La suite sera donc plus fraîche, de multiples réglages et ajustements mènent notre photographe au cliché voulu. Nous revenons à la cascade et là, c’est le « drame »… Guy se vautre majestueusement dans la rocaille au pied de Bernard, ce qui lui vaut de belles peintures de guerre « Qu’il ne soupçonne pas » sur le visage, un vrai baroudeur ! Heureusement, point de mal. Nous passons en revue tous les spots photos de ce secteur avant d’aller se mettre au sec pour nous alimenter dans la conduite forcée. Bien plus agréable de pouvoir s’entendre pour festoyer ! Apres le casse croûte cette conduite fait l’objet de plusieurs arrêts photos, dans un sens, puis dans l’autre, afin d’obtenir la meilleure représentation possible de ses magnifiques contours.

Nous voila de retour dans la galerie menant au collecteur, là encore un spot incontournable, Bernard s’occupe du Godox et me suit pendant que Guy enchaîne les clichés. L’arrivée au puits d’entrée donne une dernière occasion de mettre en images cette magnifique cavité, Nanard monte en premier avec le précieux Godox déballé dans un kit « Je n’oserais pas », il se positionne en tète de puits et je joue la funambule sous les instructions de Guy qui cherche à mettre ces parois en valeur. On ne peut plus réussi ! Je vous laisse en juger par vous-même, cette sortie fut une belle moisson de photos qui satisfera autant le  photographe, le technicien et la taupe. Le trou Pinard pourrait sans problème se retrouver dans une revue imagée ventant les belles cavités de nos régions ! Merci à vous deux pour avoir rendu cette formidable sortie possible, c’est a chaque fois une découverte, une aventure et une grande joie que de parcourir nos sous-sols en votre compagnie.

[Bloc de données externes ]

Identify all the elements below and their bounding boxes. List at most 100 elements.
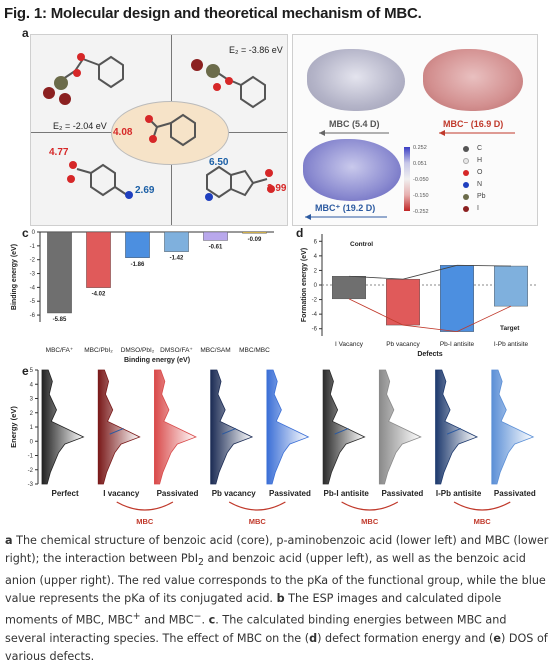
dos-label: I-Pb antisite	[436, 489, 482, 498]
cbar-tick-3: -0.150	[413, 193, 429, 199]
bar-value-label: -0.09	[248, 237, 262, 243]
bar-value-label: -4.02	[92, 292, 106, 298]
bar-3	[164, 231, 189, 252]
eb-upper-right: E₂ = -3.86 eV	[229, 45, 283, 55]
panel-label-a: a	[22, 26, 29, 40]
mbc-arrow-label: MBC	[136, 517, 154, 526]
dos-label: Passivated	[269, 489, 311, 498]
ytick-label-e: -3	[28, 482, 34, 488]
target-trend-line	[348, 298, 512, 333]
chart-dos: 5 4 3 2 1 0 -1 -2 -3 Energy (eV) Perfect I vacancy P…	[9, 368, 536, 526]
label-mbc: MBC (5.4 D)	[329, 119, 380, 129]
dos-label: Pb-I antisite	[323, 489, 369, 498]
bar-d-0	[332, 276, 366, 300]
ytick-label-d: 2	[314, 268, 318, 274]
bar-value-label: -1.86	[131, 262, 145, 268]
figure-caption: a The chemical structure of benzoic acid…	[5, 534, 549, 663]
category-label: MBC/SAM	[200, 347, 230, 354]
bar-4	[203, 231, 228, 241]
pka-blue-right: 6.50	[209, 157, 229, 168]
dos-curve-5	[322, 369, 366, 485]
y-axis-title-e: Energy (eV)	[9, 406, 18, 448]
bar-0	[47, 231, 72, 314]
ytick-label-e: 2	[30, 411, 34, 417]
legend-o: O	[463, 169, 482, 176]
bar-2	[125, 231, 150, 258]
ytick-label-d: 4	[314, 254, 318, 260]
mbc-arrow	[453, 501, 511, 511]
dos-curve-8	[491, 369, 535, 485]
dos-curve-0	[41, 369, 85, 485]
ytick-label-e: -1	[28, 454, 34, 460]
category-label: MBC/MBC	[239, 347, 270, 354]
mbc-arrow	[116, 501, 174, 511]
defect-state-arrow	[222, 427, 237, 435]
legend-c: C	[463, 145, 482, 152]
ytick-label-e: 0	[30, 439, 34, 445]
panel-label-c: c	[22, 226, 29, 240]
mbc-arrow	[228, 501, 286, 511]
ytick-label-d: 6	[314, 239, 318, 245]
ytick-label-d: -4	[312, 312, 318, 318]
annotation-target: Target	[500, 325, 520, 332]
bar-d-3	[494, 265, 528, 307]
dos-curve-1	[97, 369, 141, 485]
dipole-arrows	[305, 130, 515, 220]
ytick-label-c: -4	[30, 285, 36, 291]
category-label-d: Pb-I antisite	[440, 341, 475, 348]
pka-red-left: 4.77	[49, 147, 69, 158]
figure-title: Fig. 1: Molecular design and theoretical…	[4, 5, 422, 22]
y-axis-title-c: Binding energy (eV)	[11, 244, 18, 310]
chart-binding-energy: 0 -1 -2 -3 -4 -5 -6 -5.85 MBC/FA⁺ -4.02 MBC/PbI₂ -1…	[11, 230, 274, 364]
defect-state-arrow	[334, 427, 349, 435]
defect-state-arrow	[446, 427, 462, 435]
category-label: MBC/PbI₂	[84, 347, 113, 354]
mbc-arrow-label: MBC	[249, 517, 267, 526]
esp-mbc-plus	[303, 139, 401, 201]
cbar-tick-0: 0.252	[413, 145, 427, 151]
molecule-structures	[43, 53, 275, 201]
legend-h: H	[463, 157, 482, 164]
dos-label: Passivated	[494, 489, 536, 498]
ytick-label-e: 5	[30, 368, 34, 374]
category-label: DMSO/FA⁺	[160, 347, 193, 354]
cbar-tick-1: 0.051	[413, 161, 427, 167]
pka-red-right: 2.99	[267, 183, 287, 194]
ytick-label-e: 4	[30, 382, 34, 388]
bar-value-label: -5.85	[53, 317, 67, 323]
pka-blue-left: 2.69	[135, 185, 155, 196]
chart-formation-energy: 6 4 2 0 -2 -4 -6 I Vacancy Pb vacancy Pb-I antisi…	[301, 234, 538, 358]
eb-lower-left: E₂ = -2.04 eV	[53, 121, 107, 131]
panel-label-e: e	[22, 364, 29, 378]
panel-a-molecules: E₂ = -3.86 eV E₂ = -2.04 eV 4.08 4.77 2.…	[30, 34, 288, 226]
ytick-label-d: -2	[312, 298, 318, 304]
panel-b-esp: MBC (5.4 D) MBC⁻ (16.9 D) MBC⁺ (19.2 D) …	[292, 34, 538, 226]
defect-state-arrow	[109, 427, 124, 435]
ytick-label-e: 1	[30, 425, 34, 431]
ytick-label-d: 0	[314, 283, 318, 289]
control-trend-line	[348, 264, 512, 280]
dos-curve-7	[435, 369, 479, 485]
panel-label-d: d	[296, 226, 304, 240]
bar-5	[242, 231, 267, 234]
bar-d-2	[440, 265, 474, 332]
cbar-tick-2: -0.050	[413, 177, 429, 183]
dos-label: Passivated	[157, 489, 199, 498]
label-mbc-plus: MBC⁺ (19.2 D)	[315, 203, 376, 213]
esp-colorbar	[404, 147, 410, 211]
dos-label: Passivated	[381, 489, 423, 498]
annotation-control: Control	[350, 241, 373, 248]
dos-curve-3	[210, 369, 254, 485]
category-label: DMSO/PbI₂	[121, 347, 155, 354]
ytick-label-e: 3	[30, 397, 34, 403]
pka-core: 4.08	[113, 127, 133, 138]
label-mbc-minus: MBC⁻ (16.9 D)	[443, 119, 504, 129]
dos-curve-4	[266, 369, 310, 485]
cbar-tick-4: -0.252	[413, 209, 429, 215]
esp-mbc-minus	[423, 49, 523, 111]
category-label-d: Pb vacancy	[386, 341, 420, 348]
dos-label: I vacancy	[103, 489, 140, 498]
dos-label: Pb vacancy	[212, 489, 257, 498]
x-axis-title-d: Defects	[417, 351, 442, 358]
y-axis-title-d: Formation energy (eV)	[301, 248, 308, 322]
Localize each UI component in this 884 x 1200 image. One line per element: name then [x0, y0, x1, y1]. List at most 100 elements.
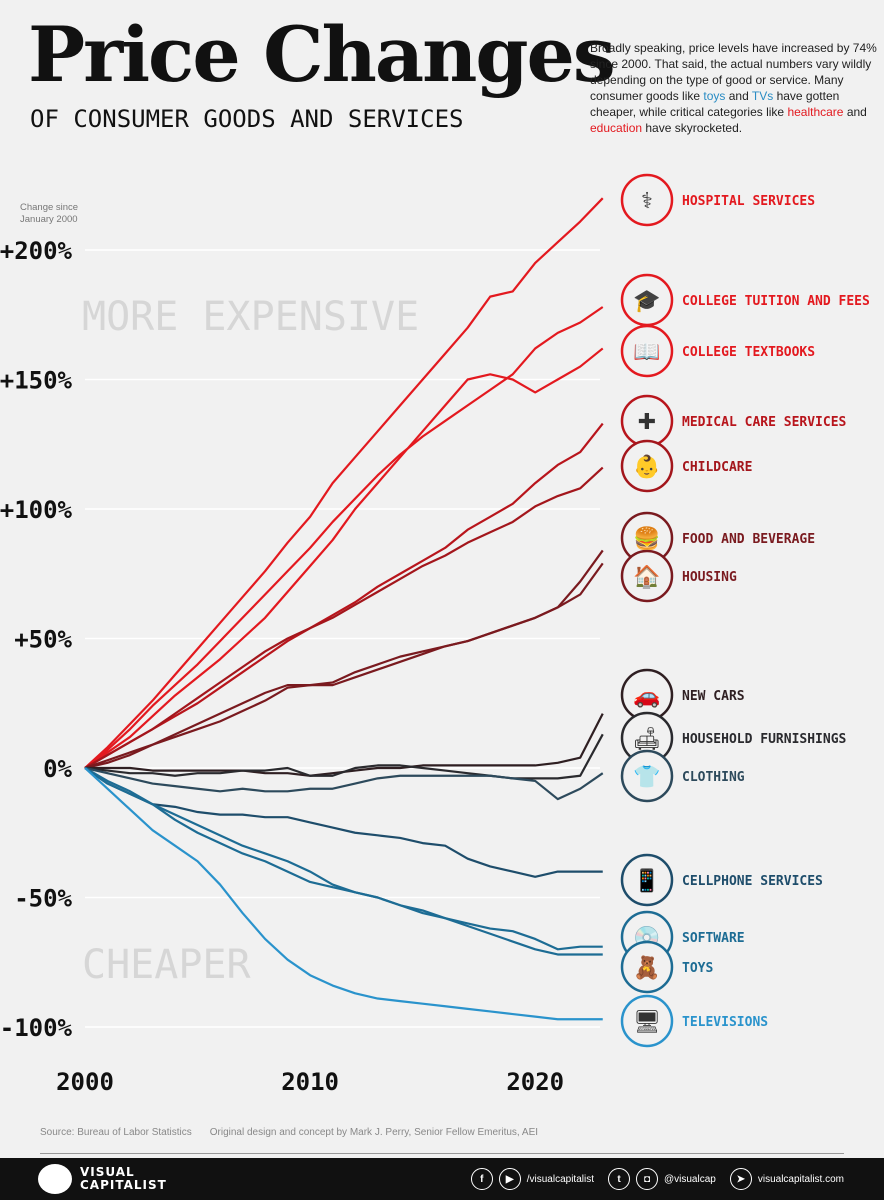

La remontée se fera sans encombre, Guy déséquipe avec l’aide de Bernard, une petite photo de groupe à côté de la grille d’entrée et nous allons nous changer aux voitures sous l’œil curieux des automobilistes et même des gendarmes, qui on cru avoir à faire au coup de la panne. Petit café, petite mousse, nettoyage  et nos trois compères rentre chez eux aux alentours des 17h, bien heureux et conquis !

Merci

Sarah

 

Sortie à Ouzène – 18.10.2020

Avec Sarah, Thomas, Didier, Jean-lou

Un nouveau venu au club , Didier (arrivé pendant le confinement de Mars) poste un mail sur le site du GCPM pour trouver du monde pour une sortie.
Je réponds Ok ainsi que Sarah et Thomas.
Je propose Ouzène une cavité archi classique du coin, mais qui permet de tester aisément les connaissances techniques des nouveaux venus.
Pas de soucis pour Didier parfaitement autonome sur corde.

Galerie inférieure en premier.
Les gours devant l’ex-étroiture sont pratiquement vides.

Après l’étroiture pas une goutte d’eau dans les bassins. Nous allons jusqu’à l’endroit où le Belge s’était coincé il y a quelques temps déjà.

Remontée des puits, puis visite de la jolie galerie supérieure, la vire a un équipement en place, que du bonheur, gros gain de temps. Sarah avance en reculant, je sais qu’elle n’aime pas le vide et les passages l’impressionnent.

Nous nous arrêtons au dessus du puits. Au retour Sarah passe la vire de façon beaucoup plus relax. La confiance en elle et au matériel progresse petit à petit.

Remontée des puits originale où le premier attend que celui qui le suit arrive au fractio pour lui tendre la corde pour monter plus facilement et ainsi de suite (efficace mais pas rapide !) à améliorer donc !

Retour au refuge avec la traditionnelle séance de nettoyage de matériel.

Agréable sortie et bienvenue à Didier.